Abstract

The thrombotic effects of estradiol therapy in transgender women are unclear. Global coagulation assays (GCA) may be better measures of hemostatic function compared with standard coagulation tests. To assess the GCA profiles of transgender women in comparison to cisgender controls and to compare how GCA differ between routes of estradiol therapy in transgender women. Cross-sectional case-control study. General community. Transgender women, cisgender male and cisgender female controls. Citrated blood samples were analyzed for (i) whole blood thromboelastography (TEG®5000), (ii) platelet-poor plasma thrombin generation (calibrated automated thrombogram); and (iii) platelet-poor plasma fibrin generation (overall hemostatic potential assay). Mean difference (95% confidence intervals) between groups are presented. Twenty-six transgender women (16 oral estradiol, 10 transdermal estradiol) were compared with 98 cisgender women and 55 cisgender men. There were no differences in serum estradiol concentration (P = 0.929) and duration of therapy (P = 0.496) between formulations.

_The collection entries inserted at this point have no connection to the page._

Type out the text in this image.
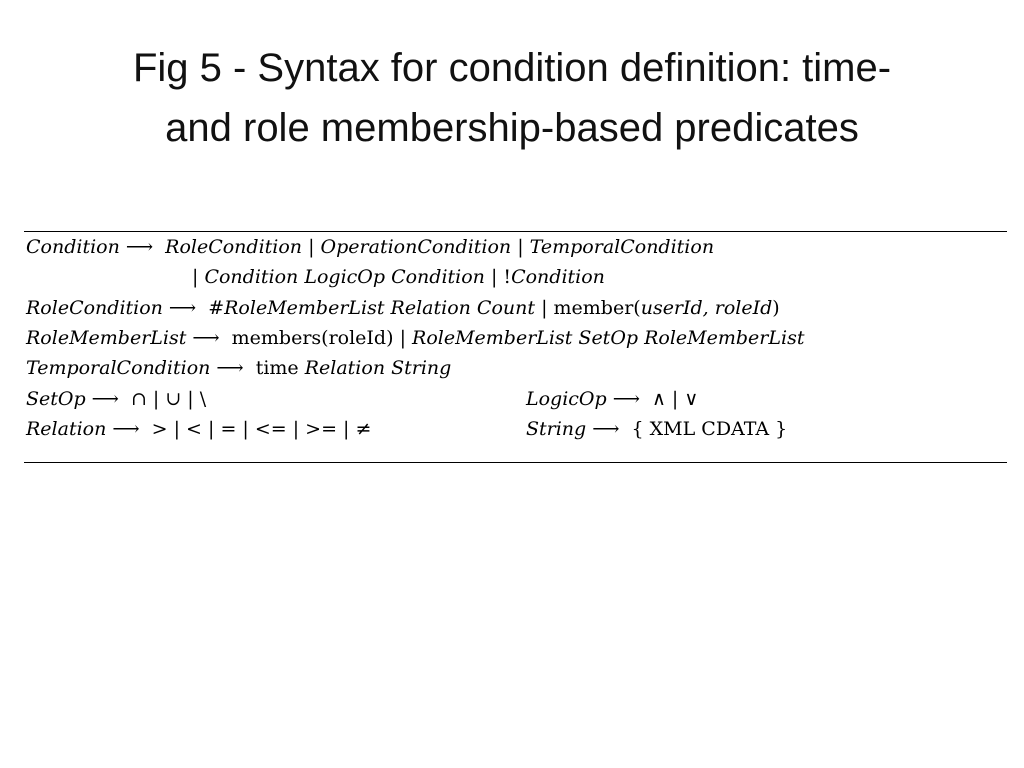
Fig 5 - Syntax for condition definition: time-
and role membership-based predicates
Condition ⟶ RoleCondition | OperationCondition | TemporalCondition
| Condition LogicOp Condition | !Condition
RoleCondition ⟶ #RoleMemberList Relation Count | member(userId, roleId)
RoleMemberList ⟶ members(roleId) | RoleMemberList SetOp RoleMemberList
TemporalCondition ⟶ time Relation String
SetOp ⟶ ∩ | ∪ | \	LogicOp ⟶ ∧ | ∨
Relation ⟶ > | < | = | <= | >= | ≠	String ⟶ { XML CDATA }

Transgender women demonstrated hypercoagulable parameters on both thromboelastography (maximum amplitude + 6.94 mm (3.55, 10.33); P < 0.001) and thrombin generation (endogenous thrombin potential + 192.62 nM.min (38.33, 326.91); P = 0.009; peak thrombin + 38.10 nM (2.27, 73.94); P = 0.034) but had increased overall fibrinolytic potential (+4.89% (0.52, 9.25); P = 0.024) compared with cisgender men. No significant changes were observed relative to cisgender women. Route of estradiol delivery or duration of use did not influence the GCA parameters. Transgender women on estradiol therapy demonstrated hypercoagulable GCA parameters compared with cisgender men with a shift towards cisgender female parameters. Route of estradiol delivery did not influence the GCA parameters.